Люба только кивнула. От помощи она бы не отказалась. Одна мысль о предстоящем разговоре с Валерой доставляла ей неимоверные страдания. Вот объявит она: «Идем в ресторан». И что начнется? Нет, не крик, не ругань, вовсе не скандал. А просто непонимание происходящего. Посмотрит на жену как на умалишенную, и спросит:
– Мать, ты чего, белены объелась?
А если она начнет настаивать, что тогда? Да он заболеет просто и весь день рождения коту под хвост, что дома, что в ресторане.
Вот и тянула Люба с разговором уже две недели, никак не могла решиться, а подружки настаивали. Танька звонила по несколько раз на дню:
– Ну, куда идем, определилась? Слушай, а давай на пароходе. Это ведь теперь модно.
– Это ж, наверное, такие деньжищи, – ужасалась Люба.
– Вот и порадуй себя растратой, Гобсек ты наш!
Наташа была более тактична:
– Если тебе понадобится помощь в выборе туалета…
– Спасибо, мы уже купили новый, крышка красивая, и бачок работает исправно.
– Ты о чем?
– Так об унитазе!
– А я о платье, дурында!
Иришка ни о чем не спрашивала и ничего не предлагала, Люба спросила сама:
– Ир, как мне Валерке сказать, а?
– По-русски, слова подбери.
– Да я уже две недели подбираю и никак.
– Люб, ты зарабатываешь – тебе и карты в руки. Твои деньги.
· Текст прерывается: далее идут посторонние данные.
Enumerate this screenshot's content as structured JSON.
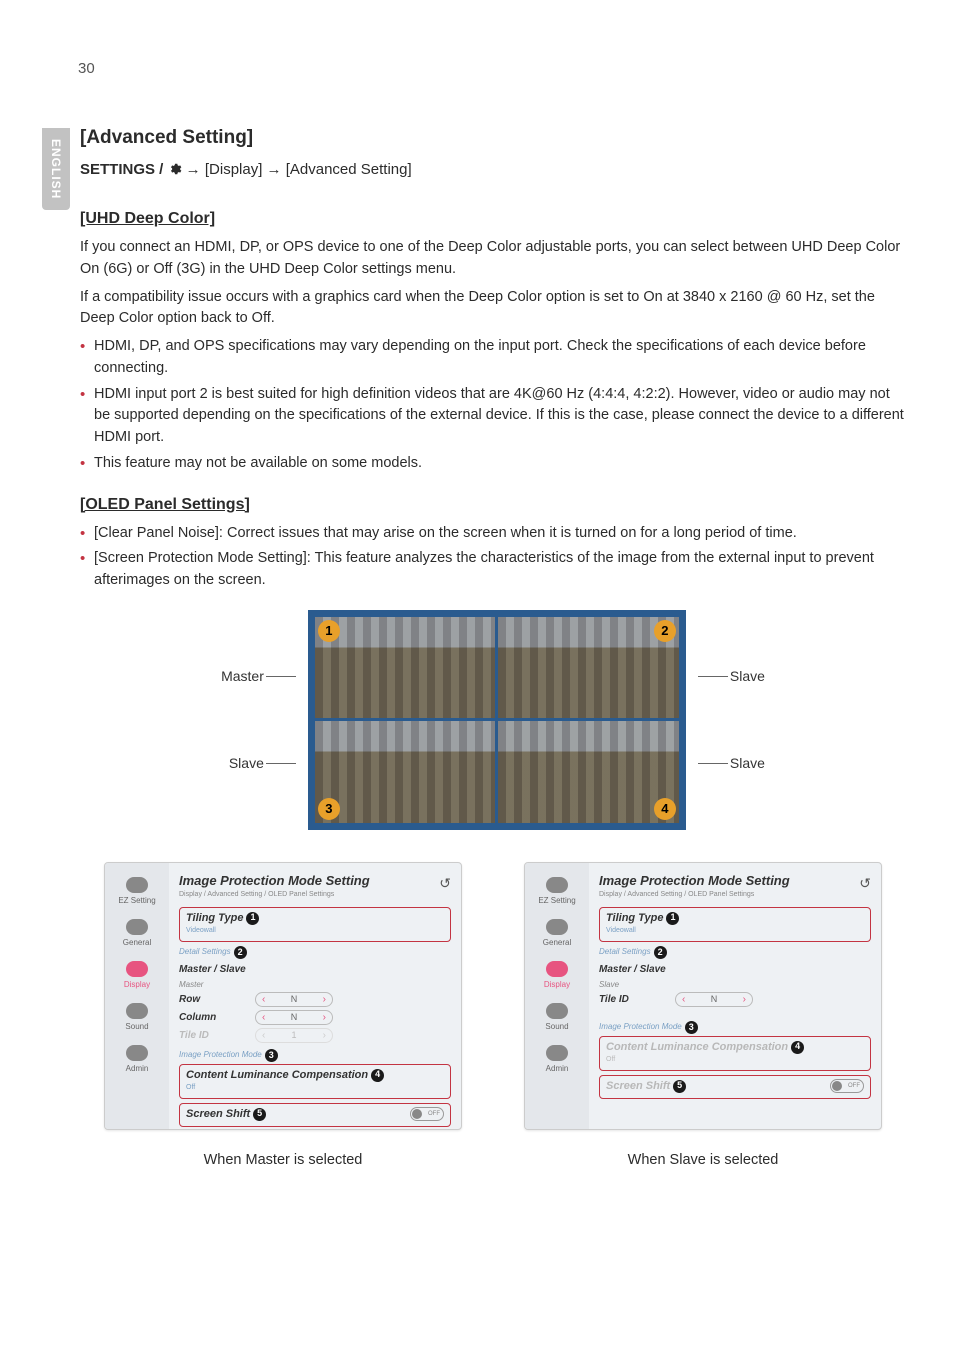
{
  "page_number": "30",
  "lang_tab": "ENGLISH",
  "h_adv": "[Advanced Setting]",
  "path": {
    "settings": "SETTINGS / ",
    "arrow": " → ",
    "display": "[Display]",
    "adv": "[Advanced Setting]"
  },
  "h_uhd": "[UHD Deep Color]",
  "uhd_p1": "If you connect an HDMI, DP, or OPS device to one of the Deep Color adjustable ports, you can select between UHD Deep Color On (6G) or Off (3G) in the UHD Deep Color settings menu.",
  "uhd_p2": "If a compatibility issue occurs with a graphics card when the Deep Color option is set to On at 3840 x 2160 @ 60 Hz, set the Deep Color option back to Off.",
  "uhd_li1": "HDMI, DP, and OPS specifications may vary depending on the input port. Check the specifications of each device before connecting.",
  "uhd_li2": "HDMI input port 2 is best suited for high definition videos that are 4K@60 Hz (4:4:4, 4:2:2). However, video or audio may not be supported depending on the specifications of the external device. If this is the case, please connect the device to a different HDMI port.",
  "uhd_li3": "This feature may not be available on some models.",
  "h_oled": "[OLED Panel Settings]",
  "oled_li1": "[Clear Panel Noise]: Correct issues that may arise on the screen when it is turned on for a long period of time.",
  "oled_li2": "[Screen Protection Mode Setting]: This feature analyzes the characteristics of the image from the external input to prevent afterimages on the screen.",
  "diag": {
    "master": "Master",
    "slave": "Slave",
    "n1": "1",
    "n2": "2",
    "n3": "3",
    "n4": "4"
  },
  "sidebar": {
    "ez": "EZ Setting",
    "general": "General",
    "display": "Display",
    "sound": "Sound",
    "admin": "Admin"
  },
  "panel": {
    "title": "Image Protection Mode Setting",
    "breadcrumb": "Display / Advanced Setting / OLED Panel Settings",
    "tiling_type": "Tiling Type",
    "videowall": "Videowall",
    "detail_settings": "Detail Settings",
    "master_slave": "Master / Slave",
    "master_val": "Master",
    "slave_val": "Slave",
    "row": "Row",
    "column": "Column",
    "tile_id": "Tile ID",
    "n": "N",
    "one": "1",
    "ipm": "Image Protection Mode",
    "clc": "Content Luminance Compensation",
    "off": "Off",
    "ss": "Screen Shift",
    "toggle_off": "OFF",
    "c1": "1",
    "c2": "2",
    "c3": "3",
    "c4": "4",
    "c5": "5"
  },
  "cap_master": "When Master is selected",
  "cap_slave": "When Slave is selected"
}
– Да ты чего? – испугалась Люба. – Они всегда нашими были.
– Вашими? И много ты видела ваших-то?
И Люба снова путалась в сомнениях.
В конце концов, до даты осталось десять дней. Куда тут тянуть? Ресторан еще и найти надо, и все заказать. А пока отыщешь подешевле из приличных, еще время пройдет. Ох и задали подружки задачу. Люба даже об отчетах и балансе думать перестала, почернела вся, помрачнела от мыслей о предстоящем празднике. Наконец решила: сегодня или никогда, дальше уже откладывать некуда. Вот придет домой, поужинают, и она скажет. В конце концов, Танька права, разве Люба не заслужила платья, туфель, комплиментов? Если такой кутеж намечается, и коллег позвать можно. Вот удивятся, когда увидят ее при параде, да еще и с укладкой. Привыкли, что у нее два костюма и несколько блузок к ним. Вот сюрприз и будет. Она не конторская крыса, а женщина. Симпатичная, кстати, если прибрать. Просто делать это некогда, да и незачем. А так вот и случай представился. Только как разговор начать? Люба лениво ковыряла приготовленное мужем рагу.
– Невкусно? – участливо спросил Валера.
– Нет, что ты, просто я…
– Ты в последнее время сама не своя. Кислая, невеселая. Надо праздник тебе устроить, а, что скажешь? Тем более и день рождения скоро. Давай, Любань, кутнем. В ресторане веселье закатим. И платье тебе справим, и прическу, а? Что скажешь?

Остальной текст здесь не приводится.